There has to be a middle ground. Republican must understand that starving blue states harms red and purple states. Florida, for example, depends on New Yorkers to flock to its beaches and resorts, buy or rent second homes, and spend their pension money there. New York is Florida’s single biggest origin market for tourists, accounting for nearly 11 percent of visitors in 2017. More than 5 percent of Nevada’s tourists—nearly a million people annually—come from New York.

Even far-away Alaska is suffering from dense cities’ travails, as the record plunge in demand for oil has harmed its tax revenues, spurring bond downgrades.

Slower-than-necessary recoveries in blue states will hurt red states. Forcing these states to severely cut back on essential services or to raise taxes, or both, slows recovery. 

New Jersey, New York, and Illinois are among the nation’s highest-income states, in part because their population density makes them more productive. In turn, states such as Nevada and Florida are in the bottom half of the income tier—meaning they need wealthier states to recover quickly and resume exporting their tourism and retirement dollars.

Yes, blue states should have saved more for a rainy day, but, as previous post-hurricane rescues of Florida and Texas have shown, nobody can prepare for a deluge. It is not realistic to expect states and cities to withstand months-long public health shutdowns of their economies, and attendant falls in sales, income, and other taxes, without catastrophic budget impacts.

On the other hand, leaders in states such as New York, New Jersey, and Illinois must be realistic; they cannot expect the federal government to bail them out of decades’ worth of fiscal complacency. The country has just come off a record economic boom. Why, then, in turn, does New York have so little in its reserves—only $2 billion out of a nearly $100 billion budget—that it must immediately threaten to cut frontline workers? Illinois and New Jersey have long ignored chronic pension underfunding.

What would a compromise look like? Congress should consider funding a full-year sales-tax holiday across the country. That is, Congress could transfer to states the money that they and their localities would have taken in in sales-tax collections this year, if it weren’t for the pandemic.

This would be expensive, yes, at about $400 billion. But that’s less than half the $1 trillion House Speaker Nancy Pelosi’s new bill would earmark for state and local governments. It would be no more expensive than the federal tax revenues lost from a severe, long-lasting recession.

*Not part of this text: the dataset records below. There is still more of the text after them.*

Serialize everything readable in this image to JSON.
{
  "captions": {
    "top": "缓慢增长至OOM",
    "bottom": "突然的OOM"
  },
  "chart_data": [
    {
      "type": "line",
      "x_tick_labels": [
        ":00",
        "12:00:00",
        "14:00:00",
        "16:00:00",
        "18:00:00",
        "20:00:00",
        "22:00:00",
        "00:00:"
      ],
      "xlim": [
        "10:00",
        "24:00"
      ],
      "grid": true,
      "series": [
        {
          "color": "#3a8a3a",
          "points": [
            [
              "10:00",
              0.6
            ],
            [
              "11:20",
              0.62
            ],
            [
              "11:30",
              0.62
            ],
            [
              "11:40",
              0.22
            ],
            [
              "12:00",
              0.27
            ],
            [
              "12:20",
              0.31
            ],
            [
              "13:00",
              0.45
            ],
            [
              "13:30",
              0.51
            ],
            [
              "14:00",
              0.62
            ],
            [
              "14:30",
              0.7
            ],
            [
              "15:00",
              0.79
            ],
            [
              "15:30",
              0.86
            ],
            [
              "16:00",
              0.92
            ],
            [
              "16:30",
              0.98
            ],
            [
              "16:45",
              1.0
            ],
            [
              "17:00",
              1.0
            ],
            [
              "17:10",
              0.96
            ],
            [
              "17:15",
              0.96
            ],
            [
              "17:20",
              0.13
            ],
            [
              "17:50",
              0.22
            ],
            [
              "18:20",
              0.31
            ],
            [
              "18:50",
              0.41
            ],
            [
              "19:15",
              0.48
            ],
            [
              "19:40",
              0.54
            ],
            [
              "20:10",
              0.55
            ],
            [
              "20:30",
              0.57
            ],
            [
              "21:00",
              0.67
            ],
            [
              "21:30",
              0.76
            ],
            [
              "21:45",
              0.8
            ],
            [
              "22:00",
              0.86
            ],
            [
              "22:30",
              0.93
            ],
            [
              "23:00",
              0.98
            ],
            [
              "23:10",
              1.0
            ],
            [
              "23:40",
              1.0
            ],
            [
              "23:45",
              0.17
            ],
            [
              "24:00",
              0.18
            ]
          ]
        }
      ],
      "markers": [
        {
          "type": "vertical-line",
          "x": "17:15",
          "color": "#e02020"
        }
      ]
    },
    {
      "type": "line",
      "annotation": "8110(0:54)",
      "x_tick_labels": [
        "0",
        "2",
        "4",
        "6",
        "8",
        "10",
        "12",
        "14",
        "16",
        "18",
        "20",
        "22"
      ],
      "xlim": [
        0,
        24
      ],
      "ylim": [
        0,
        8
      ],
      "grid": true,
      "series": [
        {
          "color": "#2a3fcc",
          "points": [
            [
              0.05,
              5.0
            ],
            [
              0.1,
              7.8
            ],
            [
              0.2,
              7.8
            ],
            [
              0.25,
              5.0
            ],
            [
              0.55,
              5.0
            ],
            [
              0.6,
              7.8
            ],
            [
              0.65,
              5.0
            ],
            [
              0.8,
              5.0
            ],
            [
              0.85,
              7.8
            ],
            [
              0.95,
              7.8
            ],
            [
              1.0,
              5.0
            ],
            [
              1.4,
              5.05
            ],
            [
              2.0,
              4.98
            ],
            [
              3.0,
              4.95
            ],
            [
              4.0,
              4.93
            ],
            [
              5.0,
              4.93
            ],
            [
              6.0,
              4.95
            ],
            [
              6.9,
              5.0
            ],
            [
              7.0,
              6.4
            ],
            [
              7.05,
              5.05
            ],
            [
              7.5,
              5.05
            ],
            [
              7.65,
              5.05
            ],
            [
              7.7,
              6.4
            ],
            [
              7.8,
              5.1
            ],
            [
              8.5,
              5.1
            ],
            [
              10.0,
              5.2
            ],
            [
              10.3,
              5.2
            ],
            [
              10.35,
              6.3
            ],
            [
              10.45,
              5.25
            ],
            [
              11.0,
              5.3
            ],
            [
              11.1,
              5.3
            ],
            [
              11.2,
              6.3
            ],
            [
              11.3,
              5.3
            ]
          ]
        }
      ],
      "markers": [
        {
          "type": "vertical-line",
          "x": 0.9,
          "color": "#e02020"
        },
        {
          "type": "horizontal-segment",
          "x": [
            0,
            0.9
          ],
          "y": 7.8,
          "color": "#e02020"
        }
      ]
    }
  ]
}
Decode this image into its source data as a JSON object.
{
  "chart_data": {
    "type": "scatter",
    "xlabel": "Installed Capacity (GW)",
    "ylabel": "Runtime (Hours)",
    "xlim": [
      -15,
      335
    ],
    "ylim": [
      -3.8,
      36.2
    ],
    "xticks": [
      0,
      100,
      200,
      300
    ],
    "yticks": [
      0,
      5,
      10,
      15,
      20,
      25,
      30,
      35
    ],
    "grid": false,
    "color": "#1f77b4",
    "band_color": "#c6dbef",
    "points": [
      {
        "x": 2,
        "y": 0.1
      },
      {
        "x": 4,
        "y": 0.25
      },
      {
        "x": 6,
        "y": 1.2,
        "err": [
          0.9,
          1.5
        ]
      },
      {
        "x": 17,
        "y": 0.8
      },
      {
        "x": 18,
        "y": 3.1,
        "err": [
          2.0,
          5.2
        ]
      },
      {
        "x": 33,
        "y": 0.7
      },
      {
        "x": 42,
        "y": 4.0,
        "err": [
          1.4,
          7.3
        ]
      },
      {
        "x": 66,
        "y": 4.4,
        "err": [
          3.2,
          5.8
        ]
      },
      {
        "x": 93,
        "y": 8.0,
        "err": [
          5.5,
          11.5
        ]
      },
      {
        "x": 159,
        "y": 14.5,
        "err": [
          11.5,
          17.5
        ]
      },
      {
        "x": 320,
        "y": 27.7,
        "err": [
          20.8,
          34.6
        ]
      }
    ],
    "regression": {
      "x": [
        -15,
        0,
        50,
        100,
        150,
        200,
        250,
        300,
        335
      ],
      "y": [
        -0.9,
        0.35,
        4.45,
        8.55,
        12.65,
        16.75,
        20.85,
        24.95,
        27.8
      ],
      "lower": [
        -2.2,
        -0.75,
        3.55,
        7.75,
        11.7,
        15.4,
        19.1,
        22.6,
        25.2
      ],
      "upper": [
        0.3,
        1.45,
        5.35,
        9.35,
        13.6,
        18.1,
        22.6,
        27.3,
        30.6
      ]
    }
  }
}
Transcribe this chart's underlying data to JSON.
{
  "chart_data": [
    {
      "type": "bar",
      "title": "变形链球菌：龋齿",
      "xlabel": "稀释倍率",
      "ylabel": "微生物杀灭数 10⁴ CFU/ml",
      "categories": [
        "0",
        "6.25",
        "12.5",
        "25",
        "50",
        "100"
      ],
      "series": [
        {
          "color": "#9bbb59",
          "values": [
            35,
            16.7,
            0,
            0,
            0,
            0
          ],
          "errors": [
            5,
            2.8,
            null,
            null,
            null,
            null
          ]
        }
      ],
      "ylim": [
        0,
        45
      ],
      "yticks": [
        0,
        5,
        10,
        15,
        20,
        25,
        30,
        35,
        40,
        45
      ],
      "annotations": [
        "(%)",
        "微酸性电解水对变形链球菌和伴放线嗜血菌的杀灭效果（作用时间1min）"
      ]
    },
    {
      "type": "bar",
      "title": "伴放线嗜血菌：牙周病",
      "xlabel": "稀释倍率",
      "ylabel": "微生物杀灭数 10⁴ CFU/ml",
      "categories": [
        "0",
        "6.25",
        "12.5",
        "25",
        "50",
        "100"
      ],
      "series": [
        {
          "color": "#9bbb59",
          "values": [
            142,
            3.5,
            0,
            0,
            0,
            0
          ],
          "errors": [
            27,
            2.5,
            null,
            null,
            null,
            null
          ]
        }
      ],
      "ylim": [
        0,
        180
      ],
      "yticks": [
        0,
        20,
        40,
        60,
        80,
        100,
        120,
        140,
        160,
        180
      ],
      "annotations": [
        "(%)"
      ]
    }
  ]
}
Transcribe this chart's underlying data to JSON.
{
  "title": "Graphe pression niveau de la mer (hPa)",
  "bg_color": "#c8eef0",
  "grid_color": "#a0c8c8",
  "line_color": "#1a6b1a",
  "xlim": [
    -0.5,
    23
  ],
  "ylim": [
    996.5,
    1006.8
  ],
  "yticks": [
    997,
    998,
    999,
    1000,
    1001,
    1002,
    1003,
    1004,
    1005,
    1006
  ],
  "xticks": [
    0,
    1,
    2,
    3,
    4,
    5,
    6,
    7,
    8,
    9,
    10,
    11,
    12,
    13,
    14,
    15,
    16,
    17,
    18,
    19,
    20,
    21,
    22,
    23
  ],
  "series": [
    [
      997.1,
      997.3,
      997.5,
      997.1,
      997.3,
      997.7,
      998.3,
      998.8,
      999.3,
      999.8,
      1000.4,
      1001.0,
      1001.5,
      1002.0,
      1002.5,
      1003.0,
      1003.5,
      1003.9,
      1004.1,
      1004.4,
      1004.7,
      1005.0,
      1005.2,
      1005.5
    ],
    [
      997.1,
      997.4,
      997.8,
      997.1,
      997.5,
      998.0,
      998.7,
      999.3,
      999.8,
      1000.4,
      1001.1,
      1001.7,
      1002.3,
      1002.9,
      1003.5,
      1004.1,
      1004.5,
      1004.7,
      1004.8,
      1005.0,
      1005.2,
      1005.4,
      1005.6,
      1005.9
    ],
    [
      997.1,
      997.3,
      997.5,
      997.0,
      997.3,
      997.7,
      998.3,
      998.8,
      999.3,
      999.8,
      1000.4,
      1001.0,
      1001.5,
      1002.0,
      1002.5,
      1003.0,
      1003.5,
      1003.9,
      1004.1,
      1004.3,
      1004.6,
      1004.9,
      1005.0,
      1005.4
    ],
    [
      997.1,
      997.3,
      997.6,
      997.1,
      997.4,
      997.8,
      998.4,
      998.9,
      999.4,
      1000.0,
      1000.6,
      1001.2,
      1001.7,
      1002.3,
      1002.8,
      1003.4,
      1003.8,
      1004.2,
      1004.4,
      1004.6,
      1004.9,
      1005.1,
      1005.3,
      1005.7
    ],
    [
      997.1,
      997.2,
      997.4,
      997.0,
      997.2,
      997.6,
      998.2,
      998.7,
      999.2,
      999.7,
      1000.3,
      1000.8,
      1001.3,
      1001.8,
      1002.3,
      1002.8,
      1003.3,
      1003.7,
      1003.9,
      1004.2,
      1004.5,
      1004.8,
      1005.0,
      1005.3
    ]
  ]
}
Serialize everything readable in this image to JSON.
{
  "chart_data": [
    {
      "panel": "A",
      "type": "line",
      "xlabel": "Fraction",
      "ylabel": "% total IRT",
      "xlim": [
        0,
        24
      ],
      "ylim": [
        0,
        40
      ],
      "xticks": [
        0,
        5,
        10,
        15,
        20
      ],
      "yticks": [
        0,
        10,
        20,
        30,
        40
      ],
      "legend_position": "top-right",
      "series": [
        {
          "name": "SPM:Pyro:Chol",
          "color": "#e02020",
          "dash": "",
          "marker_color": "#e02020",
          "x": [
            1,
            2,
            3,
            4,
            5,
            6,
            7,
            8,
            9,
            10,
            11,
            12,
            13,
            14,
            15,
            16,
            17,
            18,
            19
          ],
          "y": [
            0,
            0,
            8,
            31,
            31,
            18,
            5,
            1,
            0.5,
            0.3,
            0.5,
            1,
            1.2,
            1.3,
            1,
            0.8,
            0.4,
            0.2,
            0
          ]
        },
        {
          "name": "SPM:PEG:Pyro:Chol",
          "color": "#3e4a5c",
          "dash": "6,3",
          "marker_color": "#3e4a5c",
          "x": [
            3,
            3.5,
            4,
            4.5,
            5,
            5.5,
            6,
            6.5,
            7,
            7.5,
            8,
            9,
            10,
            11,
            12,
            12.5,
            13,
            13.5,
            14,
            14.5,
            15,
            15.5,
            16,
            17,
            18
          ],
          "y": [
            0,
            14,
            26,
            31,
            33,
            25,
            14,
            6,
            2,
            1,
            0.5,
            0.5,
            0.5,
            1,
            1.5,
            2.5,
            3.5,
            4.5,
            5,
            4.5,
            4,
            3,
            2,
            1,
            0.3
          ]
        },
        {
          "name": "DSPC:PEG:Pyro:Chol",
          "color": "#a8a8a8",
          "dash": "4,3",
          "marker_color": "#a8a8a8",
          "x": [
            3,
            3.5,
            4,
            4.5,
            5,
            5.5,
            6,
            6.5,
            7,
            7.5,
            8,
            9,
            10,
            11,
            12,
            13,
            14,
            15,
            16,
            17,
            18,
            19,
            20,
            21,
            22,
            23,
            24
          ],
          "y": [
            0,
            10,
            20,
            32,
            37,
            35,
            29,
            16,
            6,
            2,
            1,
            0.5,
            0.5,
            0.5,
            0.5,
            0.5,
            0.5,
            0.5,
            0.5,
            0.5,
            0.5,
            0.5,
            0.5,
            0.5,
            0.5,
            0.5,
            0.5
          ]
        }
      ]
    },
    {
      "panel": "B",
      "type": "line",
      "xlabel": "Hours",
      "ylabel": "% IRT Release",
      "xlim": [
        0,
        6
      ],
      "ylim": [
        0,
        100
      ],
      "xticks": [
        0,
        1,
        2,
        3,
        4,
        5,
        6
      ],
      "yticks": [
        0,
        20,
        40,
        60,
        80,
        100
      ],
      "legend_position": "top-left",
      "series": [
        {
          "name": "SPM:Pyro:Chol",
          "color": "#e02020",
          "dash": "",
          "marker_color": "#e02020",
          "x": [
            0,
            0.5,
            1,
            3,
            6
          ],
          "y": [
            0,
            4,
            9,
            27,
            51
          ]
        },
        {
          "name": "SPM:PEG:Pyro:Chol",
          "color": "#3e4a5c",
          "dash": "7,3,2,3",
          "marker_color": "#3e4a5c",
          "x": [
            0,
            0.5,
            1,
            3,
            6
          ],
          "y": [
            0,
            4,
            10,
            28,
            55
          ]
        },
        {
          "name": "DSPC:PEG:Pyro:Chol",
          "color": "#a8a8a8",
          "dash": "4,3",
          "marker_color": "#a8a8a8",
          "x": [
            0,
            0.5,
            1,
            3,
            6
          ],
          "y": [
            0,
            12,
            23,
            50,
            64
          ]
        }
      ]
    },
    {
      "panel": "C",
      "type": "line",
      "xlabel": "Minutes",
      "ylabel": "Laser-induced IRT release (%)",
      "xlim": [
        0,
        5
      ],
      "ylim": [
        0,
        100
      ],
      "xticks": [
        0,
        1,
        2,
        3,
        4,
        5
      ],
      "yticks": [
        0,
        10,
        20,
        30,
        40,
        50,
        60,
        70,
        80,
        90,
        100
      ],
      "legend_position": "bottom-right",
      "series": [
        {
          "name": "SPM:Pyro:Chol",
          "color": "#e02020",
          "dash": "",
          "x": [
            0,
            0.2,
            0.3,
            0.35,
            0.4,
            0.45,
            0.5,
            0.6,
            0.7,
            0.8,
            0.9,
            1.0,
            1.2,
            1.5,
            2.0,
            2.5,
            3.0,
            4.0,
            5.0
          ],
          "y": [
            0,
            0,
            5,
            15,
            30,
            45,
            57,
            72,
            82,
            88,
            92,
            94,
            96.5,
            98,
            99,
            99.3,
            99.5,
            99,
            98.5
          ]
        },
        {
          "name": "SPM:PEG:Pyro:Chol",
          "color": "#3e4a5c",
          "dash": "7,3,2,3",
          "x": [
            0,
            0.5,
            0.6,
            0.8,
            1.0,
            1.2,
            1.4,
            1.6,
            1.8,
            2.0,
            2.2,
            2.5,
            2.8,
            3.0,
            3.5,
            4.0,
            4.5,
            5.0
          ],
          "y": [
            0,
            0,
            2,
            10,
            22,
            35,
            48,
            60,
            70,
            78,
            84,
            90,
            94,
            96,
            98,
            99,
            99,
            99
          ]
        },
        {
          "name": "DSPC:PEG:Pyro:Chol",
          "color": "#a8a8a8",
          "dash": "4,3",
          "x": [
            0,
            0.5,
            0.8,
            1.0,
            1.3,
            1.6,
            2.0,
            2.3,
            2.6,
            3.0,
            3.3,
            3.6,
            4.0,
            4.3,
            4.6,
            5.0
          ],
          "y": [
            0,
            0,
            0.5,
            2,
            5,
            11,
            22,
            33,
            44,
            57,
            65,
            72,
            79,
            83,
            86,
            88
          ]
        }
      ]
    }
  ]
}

It satisfies a key Republican goal: cut taxes to spur the economy. This direct tax aid would help out the industries hardest hit by public-health shutdowns: restaurants and retail stores, whose returning customers would enjoy a substantial discount via tax-free purchases. 

It also satisfies a key Democratic goal: substantial tax-revenue replacement. State and local governments get one-fourth of their revenues from sales taxes, and, with retail and restaurant businesses shut, sales taxes have suffered the steepest, most immediate decline. (Congress could provide equivalent aid to the five states with no sales tax—which, combined, have a population less than that of New York City.)

That would not make states whole. States with income taxes— including most of the blue states—would still see income-tax shortfalls. 

To that end, to round out a larger rescue package, Congress should ask states and major cities to draw up a budget of essential services, and offer additional aid proportionate to the percentage of the state or local budget that these essential services comprise.

Washington could make up the budget shortfall only for frontline sanitation, police, fire, public-health, safety-inspection, education, and other key workers, and only for current costs, not for pension benefits. Wages should be frozen at this year’s levels, as the Empire Center’s E.J. McMahon suggests. States and localities with administrative inefficiencies would have reason to pare back padded budgets without harming key public services.

As the saying goes, we’re all alone, together. Nevada cannot successfully reopen if Illinois’ economy remains crippled, and Illinois cannot recover without basic public services to support businesses and individuals or even higher taxes in a recession. Everyone will have to bend a little on a core belief.